# Gelände in 3D / Vectorworks



## Katti (16. April 2011)

Wie zeichne ich am besten ein Gelände in 3D? Ich habe drei Schnitte mit Höhenquoten, bin mir aber überhaupt nicht schlüssig, wie ich das am besten anpacke? Hat das schon mal jemand gemacht?


----------



## smileyml (17. April 2011)

Ich vermute das du mit drei Schnitten nicht genügend Infos hast um ein Höhen- bzw. Geländemodell zu erstellen - vor alle wenn es dann darum geht wichtige Höhenbezüge zu ermitteln.

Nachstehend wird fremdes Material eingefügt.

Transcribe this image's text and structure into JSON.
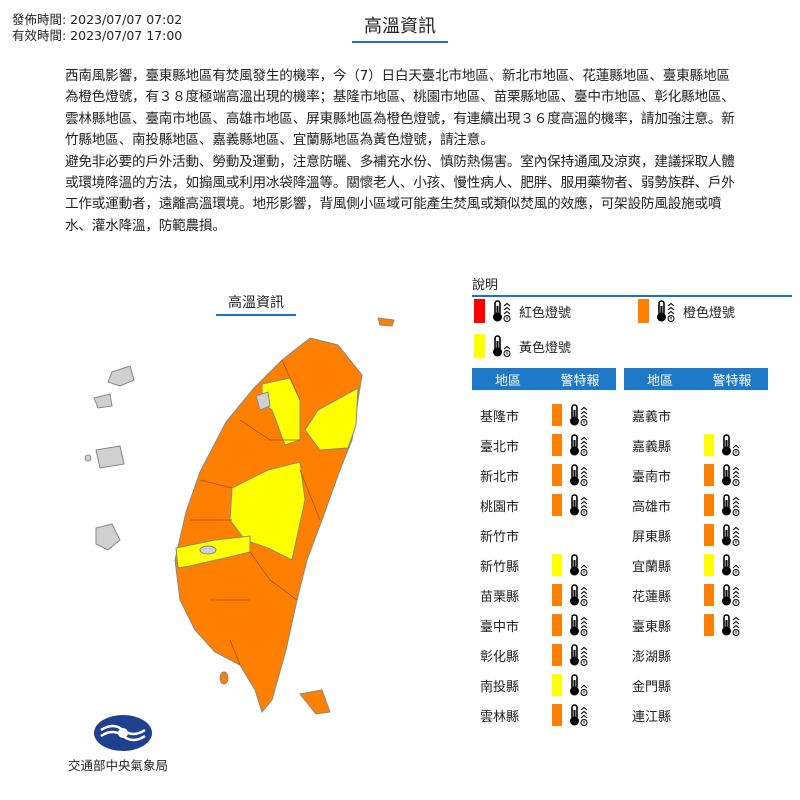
{
  "header": {
    "issued": "發佈時間: 2023/07/07 07:02",
    "valid": "有效時間: 2023/07/07 17:00",
    "title": "高溫資訊"
  },
  "body": {
    "p1": "西南風影響，臺東縣地區有焚風發生的機率，今（7）日白天臺北市地區、新北市地區、花蓮縣地區、臺東縣地區為橙色燈號，有３８度極端高溫出現的機率；基隆市地區、桃園市地區、苗栗縣地區、臺中市地區、彰化縣地區、雲林縣地區、臺南市地區、高雄市地區、屏東縣地區為橙色燈號，有連續出現３６度高溫的機率，請加強注意。新竹縣地區、南投縣地區、嘉義縣地區、宜蘭縣地區為黃色燈號，請注意。",
    "p2": "避免非必要的戶外活動、勞動及運動，注意防曬、多補充水份、慎防熱傷害。室內保持通風及涼爽，建議採取人體或環境降溫的方法，如搧風或利用冰袋降溫等。關懷老人、小孩、慢性病人、肥胖、服用藥物者、弱勢族群、戶外工作或運動者，遠離高溫環境。地形影響，背風側小區域可能產生焚風或類似焚風的效應，可架設防風設施或噴水、灌水降溫，防範農損。"
  },
  "map": {
    "title": "高溫資訊"
  },
  "legend": {
    "title": "說明",
    "red": "紅色燈號",
    "orange": "橙色燈號",
    "yellow": "黃色燈號"
  },
  "colors": {
    "red": "#ff0000",
    "orange": "#ff8000",
    "yellow": "#ffff00",
    "header_blue": "#1e78c8",
    "gray": "#d0d0d0"
  },
  "table": {
    "col_region": "地區",
    "col_warning": "警特報",
    "left": [
      {
        "name": "基隆市",
        "level": "orange"
      },
      {
        "name": "臺北市",
        "level": "orange"
      },
      {
        "name": "新北市",
        "level": "orange"
      },
      {
        "name": "桃園市",
        "level": "orange"
      },
      {
        "name": "新竹市",
        "level": ""
      },
      {
        "name": "新竹縣",
        "level": "yellow"
      },
      {
        "name": "苗栗縣",
        "level": "orange"
      },
      {
        "name": "臺中市",
        "level": "orange"
      },
      {
        "name": "彰化縣",
        "level": "orange"
      },
      {
        "name": "南投縣",
        "level": "yellow"
      },
      {
        "name": "雲林縣",
        "level": "orange"
      }
    ],
    "right": [
      {
        "name": "嘉義市",
        "level": ""
      },
      {
        "name": "嘉義縣",
        "level": "yellow"
      },
      {
        "name": "臺南市",
        "level": "orange"
      },
      {
        "name": "高雄市",
        "level": "orange"
      },
      {
        "name": "屏東縣",
        "level": "orange"
      },
      {
        "name": "宜蘭縣",
        "level": "yellow"
      },
      {
        "name": "花蓮縣",
        "level": "orange"
      },
      {
        "name": "臺東縣",
        "level": "orange"
      },
      {
        "name": "澎湖縣",
        "level": ""
      },
      {
        "name": "金門縣",
        "level": ""
      },
      {
        "name": "連江縣",
        "level": ""
      }
    ]
  },
  "footer": {
    "agency": "交通部中央氣象局"
  }
}
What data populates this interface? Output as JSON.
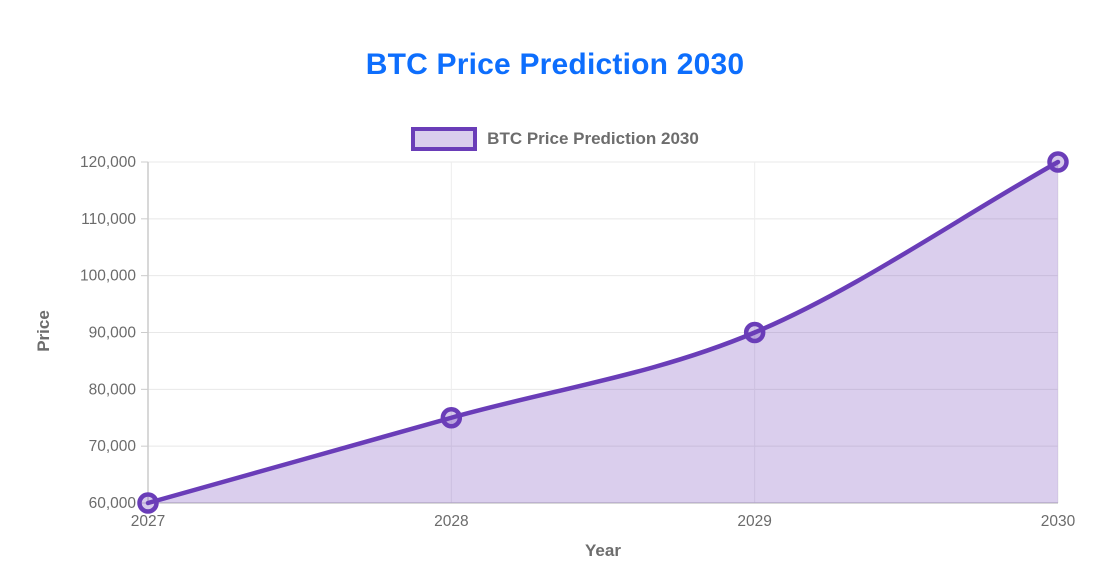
{
  "title": {
    "text": "BTC Price Prediction 2030",
    "color": "#0d6efd"
  },
  "legend": {
    "label": "BTC Price Prediction 2030",
    "swatch_border_color": "#6a3db8",
    "swatch_fill_color": "rgba(106,61,184,0.25)",
    "position": "top"
  },
  "chart_data": {
    "type": "area",
    "title": "BTC Price Prediction 2030",
    "series": [
      {
        "name": "BTC Price Prediction 2030",
        "values": [
          60000,
          75000,
          90000,
          120000
        ]
      }
    ],
    "categories": [
      "2027",
      "2028",
      "2029",
      "2030"
    ],
    "xlabel": "Year",
    "ylabel": "Price",
    "ylim": [
      60000,
      120000
    ],
    "y_ticks": [
      60000,
      70000,
      80000,
      90000,
      100000,
      110000,
      120000
    ],
    "y_tick_labels": [
      "60,000",
      "70,000",
      "80,000",
      "90,000",
      "100,000",
      "110,000",
      "120,000"
    ],
    "grid": true,
    "curve": "monotone",
    "legend_position": "top",
    "line_color": "#6a3db8",
    "fill_color": "rgba(106,61,184,0.25)",
    "marker_fill_color": "rgba(106,61,184,0.28)",
    "grid_color": "#e8e8e8",
    "axis_line_color": "#cccccc",
    "tick_text_color": "#6b6b6b"
  }
}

Für eine grobe Annäherung geht es aber sicher.
Ich selber arbeite nicht mit Vektorworks und habe digitale Geländemodell bisher nur mal in Allplan und Archicad erstellt, wobei ich da vermute, das in VW ähnlich wie in Allplan funktioneiert, gerade was ich so lese.
Man muss wohl irgendwie 3D-Höhenpunkte setzen - bei dir dann entsprechend der Schnitt entlang des Schnittverlaufes. Anschließend kann man dann wohl ein DGM (Digitales Geländemodell) generieren, was man zumindest in Allplan anschließend in ein 3D-Objekt umwandeln musste.

Vielleicht steht hier da etwas - http://www.computerworks.de/forum/Thread-Geländemodell-aus-Höhenangaben-erstellen
...oder aber die Befehle im Handbuch/der Hilfe mal nachlesen.

Grüße Marco


----------